Baby Steps

Though Maryland gets high marks, critics say many states are moving too slowly in addressing genetic testing of newborns

June 28, 2007|By Dennis O'Brien | Dennis O'Brien,sun reporter

A drop of blood taken from Korinna Sieracki's heel a day after she was born last June at Franklin Square Hospital Center revealed what her mother feared.

"When I heard cystic fibrosis, I just lost it because all I thought was, `My God, my daughter's going to die when she's just a child,'" said Kristie Sieracki, a mother of three from Edgewood.

But now the Sierackis consider themselves lucky for two reasons. First, the prognosis for cystic fibrosis patients has improved in recent years, with life expectancy now reaching into the 50s for infants diagnosed at birth.

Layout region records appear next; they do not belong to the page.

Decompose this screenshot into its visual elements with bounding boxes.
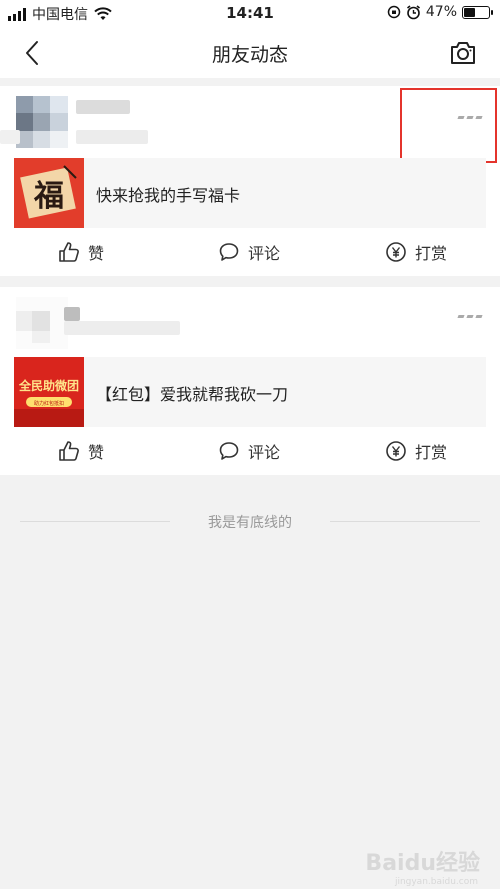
red-packet-thumbnail: 全民助微团 助力红包抵扣 bbox=[14, 357, 84, 427]
end-of-feed-text: 我是有底线的 bbox=[208, 515, 292, 531]
comment-button[interactable]: 评论 bbox=[218, 431, 280, 471]
battery-fill bbox=[464, 7, 476, 17]
shared-link-card[interactable]: 全民助微团 助力红包抵扣 【红包】爱我就帮我砍一刀 bbox=[14, 357, 486, 427]
divider bbox=[330, 521, 480, 522]
like-button[interactable]: 赞 bbox=[58, 431, 104, 471]
blur-patch bbox=[0, 130, 20, 144]
comment-bubble-icon bbox=[219, 442, 239, 460]
baidu-watermark-url: jingyan.baidu.com bbox=[394, 877, 478, 887]
baidu-watermark: Baidu经验 bbox=[365, 851, 480, 876]
status-right: 47% bbox=[387, 4, 493, 20]
reward-button[interactable]: 打赏 bbox=[385, 232, 447, 272]
post-card: 全民助微团 助力红包抵扣 【红包】爱我就帮我砍一刀 赞 评论 打赏 bbox=[0, 287, 500, 475]
reward-button[interactable]: 打赏 bbox=[385, 431, 447, 471]
like-label: 赞 bbox=[88, 443, 105, 462]
end-of-feed: 我是有底线的 bbox=[20, 512, 480, 532]
fuka-thumbnail: 福 bbox=[14, 158, 84, 228]
post-actions: 赞 评论 打赏 bbox=[0, 431, 500, 471]
avatar bbox=[16, 96, 68, 148]
comment-label: 评论 bbox=[248, 244, 281, 263]
yen-coin-icon bbox=[386, 441, 406, 461]
post-time-blurred bbox=[76, 130, 148, 144]
reward-label: 打赏 bbox=[415, 244, 448, 263]
post-time-blurred bbox=[64, 321, 180, 335]
orientation-lock-icon bbox=[387, 5, 401, 19]
comment-bubble-icon bbox=[219, 243, 239, 261]
yen-coin-icon bbox=[386, 242, 406, 262]
highlight-annotation bbox=[400, 88, 497, 163]
page-title: 朋友动态 bbox=[211, 44, 288, 66]
more-options-icon[interactable] bbox=[457, 311, 483, 321]
like-button[interactable]: 赞 bbox=[58, 232, 104, 272]
post-card: 福 快来抢我的手写福卡 赞 评论 打赏 bbox=[0, 86, 500, 276]
thumb-title: 全民助微团 bbox=[18, 378, 79, 393]
alarm-icon bbox=[406, 4, 420, 19]
post-actions: 赞 评论 打赏 bbox=[0, 232, 500, 272]
share-title: 快来抢我的手写福卡 bbox=[96, 186, 241, 205]
camera-icon[interactable] bbox=[448, 38, 478, 68]
share-title: 【红包】爱我就帮我砍一刀 bbox=[96, 385, 289, 404]
battery-percent: 47% bbox=[425, 4, 457, 20]
like-label: 赞 bbox=[88, 244, 105, 263]
thumbs-up-icon bbox=[59, 242, 79, 262]
comment-label: 评论 bbox=[248, 443, 281, 462]
username-blurred bbox=[76, 100, 130, 114]
battery-icon bbox=[462, 5, 493, 19]
thumbs-up-icon bbox=[59, 441, 79, 461]
nav-bar: 朋友动态 bbox=[0, 28, 500, 78]
shared-link-card[interactable]: 福 快来抢我的手写福卡 bbox=[14, 158, 486, 228]
status-bar: 中国电信 14:41 47% bbox=[0, 0, 500, 28]
reward-label: 打赏 bbox=[415, 443, 448, 462]
thumb-sub: 助力红包抵扣 bbox=[34, 400, 64, 407]
username-blurred bbox=[64, 307, 80, 321]
comment-button[interactable]: 评论 bbox=[218, 232, 280, 272]
avatar bbox=[16, 297, 68, 349]
fu-glyph: 福 bbox=[33, 179, 64, 214]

FOR THE RECORD - An article about genetic screening of newborns in Thursday's editions of The Sun incorrectly identified the location of research into a screening test for adrenoleukodystrophy, or ALD. The work is being done at the Kennedy Krieger Institute in Baltimore.
The Sun regrets the error.

Second, Korinna was born in Maryland, one of about 40 states that routinely screens newborns for cystic fibrosis. Tests showed the couple's two older children don't have the disorder.

Each state decides what screenings to conduct on newborns, and the result is a patchwork of inconsistent requirements.

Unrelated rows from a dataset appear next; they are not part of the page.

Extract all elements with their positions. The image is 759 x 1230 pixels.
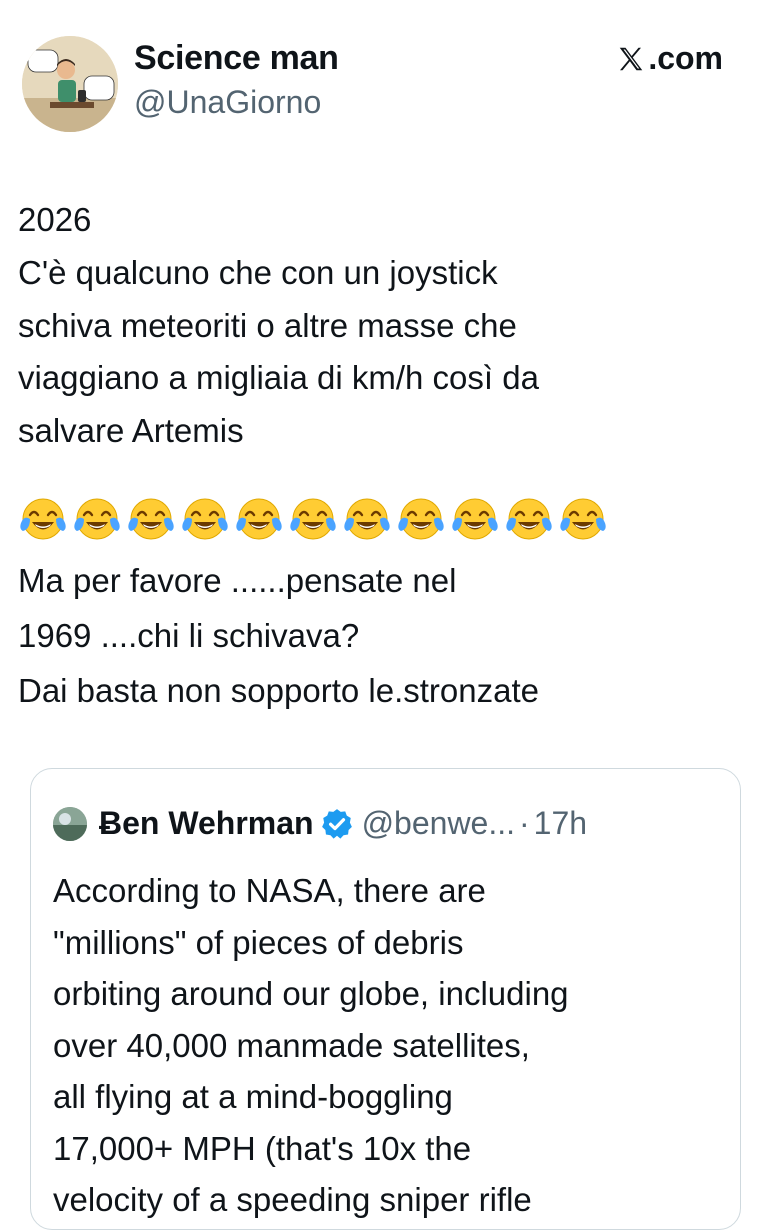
face-with-tears-of-joy-icon	[74, 498, 120, 540]
quoted-tweet-text: According to NASA, there are "millions" …	[53, 872, 569, 1218]
quoted-tweet-card[interactable]: Ƀen Wehrman @benwe... · 17h According to…	[30, 768, 741, 1230]
face-with-tears-of-joy-icon	[398, 498, 444, 540]
face-with-tears-of-joy-icon	[344, 498, 390, 540]
face-with-tears-of-joy-icon	[128, 498, 174, 540]
quoted-tweet-header: Ƀen Wehrman @benwe... · 17h	[53, 805, 587, 842]
quoted-author-avatar[interactable]	[53, 806, 87, 841]
quoted-author-display-name[interactable]: Ƀen Wehrman	[99, 805, 314, 842]
face-with-tears-of-joy-icon	[236, 498, 282, 540]
author-avatar[interactable]	[22, 36, 118, 132]
face-with-tears-of-joy-icon	[506, 498, 552, 540]
face-with-tears-of-joy-icon	[182, 498, 228, 540]
meta-separator: ·	[519, 805, 530, 841]
face-with-tears-of-joy-icon	[20, 498, 66, 540]
emoji-row	[18, 493, 608, 543]
tweet-header: Science man @UnaGiorno .com	[22, 36, 737, 136]
author-display-name[interactable]: Science man	[134, 38, 339, 78]
brand-label: .com	[648, 40, 723, 76]
face-with-tears-of-joy-icon	[452, 498, 498, 540]
face-with-tears-of-joy-icon	[560, 498, 606, 540]
author-info: Science man @UnaGiorno	[134, 38, 339, 124]
tweet-text-main: 2026 C'è qualcuno che con un joystick sc…	[18, 201, 539, 450]
x-logo-icon	[620, 47, 643, 70]
quoted-author-handle[interactable]: @benwe...	[362, 805, 515, 842]
brand-watermark: .com	[616, 40, 723, 77]
author-handle[interactable]: @UnaGiorno	[134, 80, 339, 124]
tweet-text-continued: Ma per favore ......pensate nel 1969 ...…	[18, 562, 539, 709]
verified-badge-icon	[321, 808, 352, 839]
quoted-tweet-timestamp[interactable]: 17h	[534, 805, 587, 842]
face-with-tears-of-joy-icon	[290, 498, 336, 540]
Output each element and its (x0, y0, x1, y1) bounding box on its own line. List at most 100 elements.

Maryland requires a more thorough screening than many states - ranking at the top with four other jurisdictions in a national newborn screening "report card" issued by the March of Dimes last summer.

Critics say some other states are moving too slowly, and as a result, too many babies are leaving hospitals with undiagnosed disorders that require early treatment.

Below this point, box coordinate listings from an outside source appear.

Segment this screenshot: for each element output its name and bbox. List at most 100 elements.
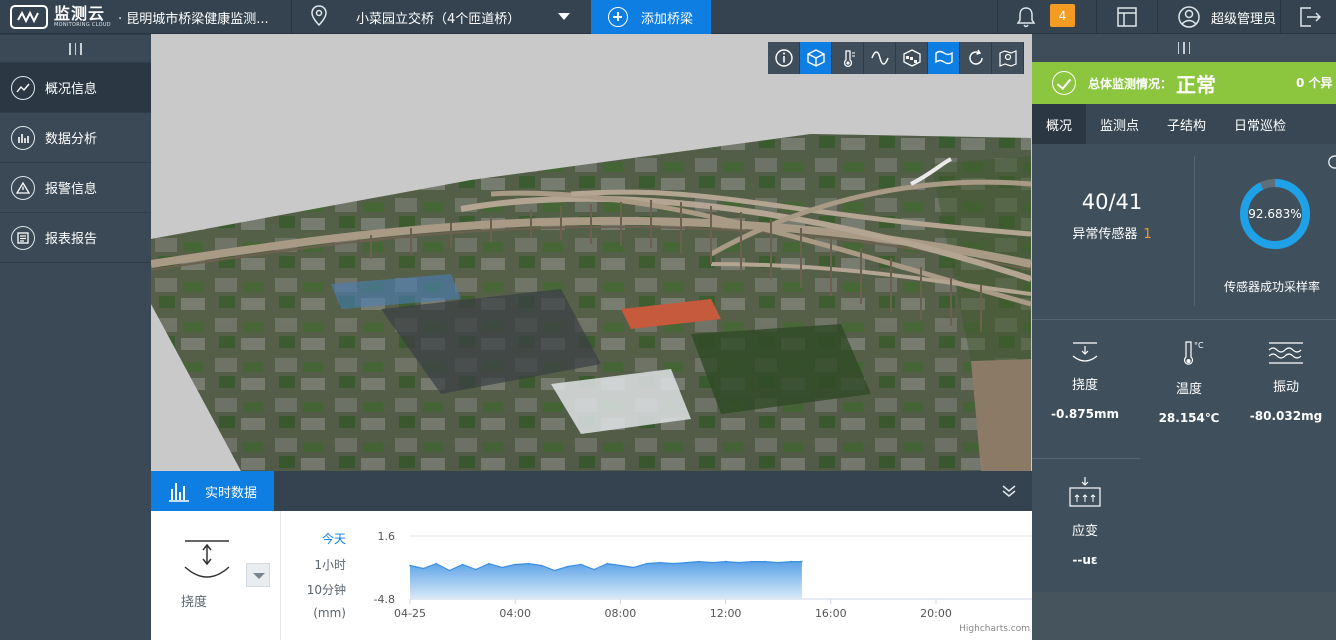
sidebar-item-label: 报表报告 bbox=[45, 232, 98, 247]
chevron-down-icon[interactable] bbox=[558, 13, 570, 20]
bridge-selector[interactable]: 小菜园立交桥（4个匝道桥） bbox=[356, 8, 520, 27]
deflection-point bbox=[619, 564, 622, 567]
metric-strain[interactable]: 应变 --uε bbox=[1045, 476, 1125, 567]
sampling-rate-label: 传感器成功采样率 bbox=[1224, 280, 1321, 294]
y-tick-label: -4.8 bbox=[374, 593, 395, 606]
svg-text:°C: °C bbox=[1194, 341, 1204, 350]
logout-icon[interactable] bbox=[1297, 5, 1322, 33]
window-icon[interactable] bbox=[1116, 6, 1138, 32]
thermometer-icon: °C bbox=[1183, 341, 1204, 365]
chart-icon bbox=[11, 75, 35, 100]
deflection-point bbox=[488, 562, 490, 565]
thermometer-icon[interactable] bbox=[832, 42, 864, 74]
sensor-dropdown[interactable] bbox=[246, 563, 270, 587]
logo-sub-text: MONITORING CLOUD bbox=[54, 22, 111, 28]
deflection-point bbox=[606, 562, 609, 565]
deflection-chart[interactable]: 1.6-4.804-2504:0008:0012:0016:0020:0004 bbox=[351, 511, 1032, 640]
refresh-icon[interactable] bbox=[960, 42, 992, 74]
metric-deflection[interactable]: 挠度 -0.875mm bbox=[1045, 340, 1125, 421]
cube-icon[interactable] bbox=[800, 42, 832, 74]
sidebar-item-label: 报警信息 bbox=[45, 182, 98, 197]
warning-icon bbox=[11, 175, 35, 200]
deflection-point bbox=[672, 562, 674, 565]
deflection-point bbox=[567, 565, 569, 568]
right-panel-collapse-handle[interactable] bbox=[1032, 34, 1336, 62]
divider bbox=[1280, 0, 1281, 34]
abnormal-sensor-value[interactable]: 1 bbox=[1143, 227, 1151, 242]
sidebar-collapse-handle[interactable] bbox=[0, 35, 151, 63]
range-10-minutes[interactable]: 10分钟 bbox=[286, 581, 346, 598]
user-avatar-icon[interactable] bbox=[1177, 5, 1201, 33]
metric-label: 振动 bbox=[1272, 380, 1299, 395]
notification-badge[interactable]: 4 bbox=[1050, 4, 1075, 27]
aerial-bridge-model bbox=[151, 134, 1032, 471]
right-panel-tabs: 概况 监测点 子结构 日常巡检 bbox=[1032, 104, 1336, 144]
grip-icon bbox=[69, 42, 82, 55]
sidebar-item-label: 概况信息 bbox=[45, 82, 98, 97]
x-tick-label: 04-25 bbox=[394, 607, 426, 620]
deflection-icon bbox=[184, 540, 230, 578]
divider bbox=[997, 0, 998, 34]
metric-vibration[interactable]: 振动 -80.032mg bbox=[1246, 340, 1326, 423]
bridge-3d-view[interactable] bbox=[151, 34, 1032, 471]
map-background bbox=[1032, 592, 1336, 640]
divider bbox=[1032, 458, 1140, 459]
deflection-point bbox=[724, 560, 727, 563]
deflection-icon bbox=[1072, 342, 1098, 362]
double-chevron-down-icon[interactable] bbox=[1001, 483, 1017, 503]
abnormal-count[interactable]: 0 个异 bbox=[1296, 74, 1333, 91]
deflection-point bbox=[711, 561, 714, 564]
deflection-point bbox=[514, 563, 516, 566]
deflection-point bbox=[645, 562, 648, 565]
sidebar-item-data-analysis[interactable]: 数据分析 bbox=[0, 113, 151, 163]
tab-overview[interactable]: 概况 bbox=[1032, 104, 1087, 144]
tab-monitoring-points[interactable]: 监测点 bbox=[1086, 104, 1153, 144]
strain-icon bbox=[1069, 477, 1101, 507]
metric-label: 应变 bbox=[1071, 524, 1098, 539]
sidebar: 概况信息 数据分析 报警信息 报表报告 bbox=[0, 35, 151, 640]
divider bbox=[1032, 319, 1336, 320]
range-today[interactable]: 今天 bbox=[286, 530, 346, 547]
refresh-icon[interactable] bbox=[1328, 150, 1336, 174]
metric-value: -0.875mm bbox=[1051, 407, 1119, 421]
bell-icon[interactable] bbox=[1016, 5, 1036, 33]
chart-credit[interactable]: Highcharts.com bbox=[959, 624, 1030, 634]
status-label: 总体监测情况： bbox=[1088, 76, 1173, 91]
logo[interactable]: 监测云 MONITORING CLOUD bbox=[10, 5, 111, 29]
overall-status-bar: 总体监测情况： 正常 0 个异 bbox=[1032, 62, 1336, 104]
metric-value: -80.032mg bbox=[1249, 409, 1323, 423]
bar-chart-icon bbox=[169, 483, 189, 502]
deflection-point bbox=[777, 561, 779, 564]
add-bridge-button[interactable]: 添加桥梁 bbox=[591, 0, 711, 34]
metric-temperature[interactable]: °C 温度 28.154℃ bbox=[1149, 340, 1229, 425]
sidebar-item-overview[interactable]: 概况信息 bbox=[0, 63, 151, 113]
sidebar-item-reports[interactable]: 报表报告 bbox=[0, 213, 151, 263]
checker-cube-icon[interactable] bbox=[896, 42, 928, 74]
deflection-point bbox=[685, 561, 687, 564]
realtime-panel: 挠度 今天 1小时 10分钟 (mm) 1.6 -4.8 04-25 04:00 08:… bbox=[151, 511, 1032, 640]
metric-value: 28.154℃ bbox=[1158, 411, 1220, 425]
deflection-point bbox=[764, 560, 766, 563]
tab-daily-inspection[interactable]: 日常巡检 bbox=[1220, 104, 1300, 144]
user-name[interactable]: 超级管理员 bbox=[1211, 8, 1276, 27]
tab-substructure[interactable]: 子结构 bbox=[1153, 104, 1220, 144]
divider bbox=[1157, 0, 1158, 34]
map-pin-icon[interactable] bbox=[992, 42, 1024, 74]
range-1-hour[interactable]: 1小时 bbox=[286, 556, 346, 573]
realtime-tab-label: 实时数据 bbox=[205, 485, 258, 501]
flag-map-icon[interactable] bbox=[928, 42, 960, 74]
wave-icon[interactable] bbox=[864, 42, 896, 74]
sensor-count: 40/41 异常传感器 1 bbox=[1052, 190, 1172, 242]
metric-label: 温度 bbox=[1175, 382, 1202, 397]
tab-realtime-data[interactable]: 实时数据 bbox=[151, 471, 274, 511]
divider bbox=[1096, 0, 1097, 34]
location-pin-icon bbox=[310, 4, 328, 32]
deflection-point bbox=[475, 568, 477, 571]
sidebar-item-alarms[interactable]: 报警信息 bbox=[0, 163, 151, 213]
top-bar: 监测云 MONITORING CLOUD · 昆明城市桥梁健康监测... 小菜园… bbox=[0, 0, 1336, 34]
right-panel: 总体监测情况： 正常 0 个异 概况 监测点 子结构 日常巡检 40/41 异常… bbox=[1032, 34, 1336, 640]
x-tick-label: 20:00 bbox=[920, 607, 952, 620]
deflection-point bbox=[659, 561, 661, 564]
info-icon[interactable] bbox=[768, 42, 800, 74]
deflection-point bbox=[790, 560, 793, 563]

"There are certainly tests that aren't being done that should be done in a lot of places," said Jill Levy-Fisch, a mother of three from Scarsdale, N.Y., and president of a group that promotes supplemental screening programs.

States have required genetic screening of newborns since the mid-1960s, when researchers developed a blood test to detect phenylketonuria, or PKU, an enzyme abnormality that can cause mental retardation, potentially lethal blood clots and liver failure.

Dozens of additional screening tests have been developed. In many cases, detection and treatment before symptoms appear can prevent or reduce the effects of lifelong and life-threatening complications, experts say.

However, the March of Dimes found that a third of the 4 million babies born in the U.S. each year are screened inadequately. The group's annual report card identifies states that don't screen for the 29 disorders recommended in 2005 by the American College of Medical Genetics.

Eight states - Arkansas, Kansas, Montana, New Mexico, Oklahoma, Pennsylvania, Texas and West Virginia - require fewer than 10 tests, according to the March of Dimes last year. This year's report card is due out July 11.

As many as 20,000 children are diagnosed with one of the 29 disorders each year, according to the group, whose goal is to have every U.S.-born infant screened for all 29 conditions by the end of 2008.

The problem is that many of the disorders are extremely rare and little understood. So states are playing catch-up because methods of detecting and treating the conditions are still evolving, experts say.

"The technology is changing every day," said Dr. R. Rodney Howell, president of the American College of Medical Genetics Foundation and a pediatrics professor at the University of Miami medical school.

Howell conceded that the patchwork of state screening requirements needs to be addressed. When his granddaughter was born in a Virginia hospital two years ago, he sent a blood sample to a private lab for supplemental screening because Virginia's wasn't thorough enough.

"It is something parents need to be aware of. You really need to know about the importance of the screening to have it done," he said.

The American Medical Association supports uniform screening, but declined to pass a resolution calling for nationwide tests "for all known genetic and congenital diseases" at its annual conference in Chicago this past weekend. The language was considered too broad, an AMA spokeswoman said.

Search for diagnosis

Levy-Fisch said she would have welcomed the AMA's resolution. When her youngest son, Matthew, was a year old, he stopped gaining weight and stayed at 22 pounds for the next 18 months, until she brought him to Children's Hospital in Philadelphia, where they put him on a feeding tube.

Her search for a diagnosis also took her to the Mayo Clinic in Minnesota and Duke University Medical Center in North Carolina.

"It was unbelievable," she said.

Matthew was eventually diagnosed with SCAD, a metabolic disorder that makes it hard to digest short chain fatty acids, which can cause a buildup of toxins in the blood.

Now age 6, he takes Carnitor and riboflavin and his height and weight are in the normal range, his mother says. But he has learning disabilities and if he gets a common illness such as a stomach virus, it means a hospital stay to monitor his glucose level, she said.

New York has started to screen newborns for SCAD - as has Maryland. But the fact that a dozen states still don't screen for it frustrates Levy-Fisch. Other parents and children shouldn't have to go through her son's ordeal, she said.